I saw Second Face Theatre Company’s production of Dougie Blaxland’s one-woman play at the Mission Theatre in Bath – a gem of a venue in case (like me) you have not been there before, ideal for intimate plays such as this.
The set is a sparce but elegant white room that serves as a canvas for the story. The only onstage character is Alicia Harding, a recent drama school graduate who seems destined to remain an also ran in the sharply bitchy world of professional theatre, where her rivals delight in snubbing her at parties as they claw and flirt their way to success. Her career highlight so far is a performance in a space above a kebab shop in Edinburgh to an absent public. She tells us directly her tales of humiliation and indignity, which begins here with failing an audition in front of the celebrated director, Simon Cardew. In a misguided attempt to curry favour with him by schmoozing with his beloved and continually incontinent pooch, Titus, she inadvertently lands the role of dog sitter at his home while he tours with one of her bitter rivals in a lead role.

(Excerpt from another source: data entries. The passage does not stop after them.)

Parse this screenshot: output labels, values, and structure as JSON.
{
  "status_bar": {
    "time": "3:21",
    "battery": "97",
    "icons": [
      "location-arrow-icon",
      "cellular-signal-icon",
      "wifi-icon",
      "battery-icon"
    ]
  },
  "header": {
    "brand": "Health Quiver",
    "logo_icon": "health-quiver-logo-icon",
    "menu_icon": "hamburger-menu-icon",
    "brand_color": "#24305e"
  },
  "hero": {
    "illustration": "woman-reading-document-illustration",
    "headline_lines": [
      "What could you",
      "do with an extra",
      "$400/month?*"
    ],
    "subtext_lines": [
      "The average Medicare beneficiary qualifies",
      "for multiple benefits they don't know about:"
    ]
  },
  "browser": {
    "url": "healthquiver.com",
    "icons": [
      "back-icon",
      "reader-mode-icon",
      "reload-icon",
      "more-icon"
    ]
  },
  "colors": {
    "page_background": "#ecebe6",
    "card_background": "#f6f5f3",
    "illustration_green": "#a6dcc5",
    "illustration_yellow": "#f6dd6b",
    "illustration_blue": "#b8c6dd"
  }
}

Alicia relates an amusing catalogue of further disasters as a routine of cleaning up canine puddles threatens to crush her aspirations. Whatever her stage limitations though, Alicia is nothing if not cunning, and starts to weave a tangled plot in an attempt to advance her trajectory to stardom.
Hannah-Marie Chadwick holds the stage with panache and draws us deeper and deeper into Alicia’s world of disappointments and intrigue. Along the way she populates the stage with Alicia’s portrayals of a whole other cast of theatrical agents, actors, directors, treacherous boyfriends, and invented housemaids. Director Jazz Hazelwood gets the pacing perfect, from the gently amusing unfolding of the early scenes to a frenzied climax where Chadwick does not miss a beat whilst jumping between playing herself and all the off-stage characters caught up in the web she has spun. Perhaps at times the comedic portrayals could be a touch lighter in a venue of this size, but the performance is otherwise impressive.
The play deals with a rarefied and self obsessed world and tackles no great themes, but takes its drive from universal motives of ambition and envy. It is a light piece, offering much pleasure and a well-crafted, enjoyable evening of entertainment.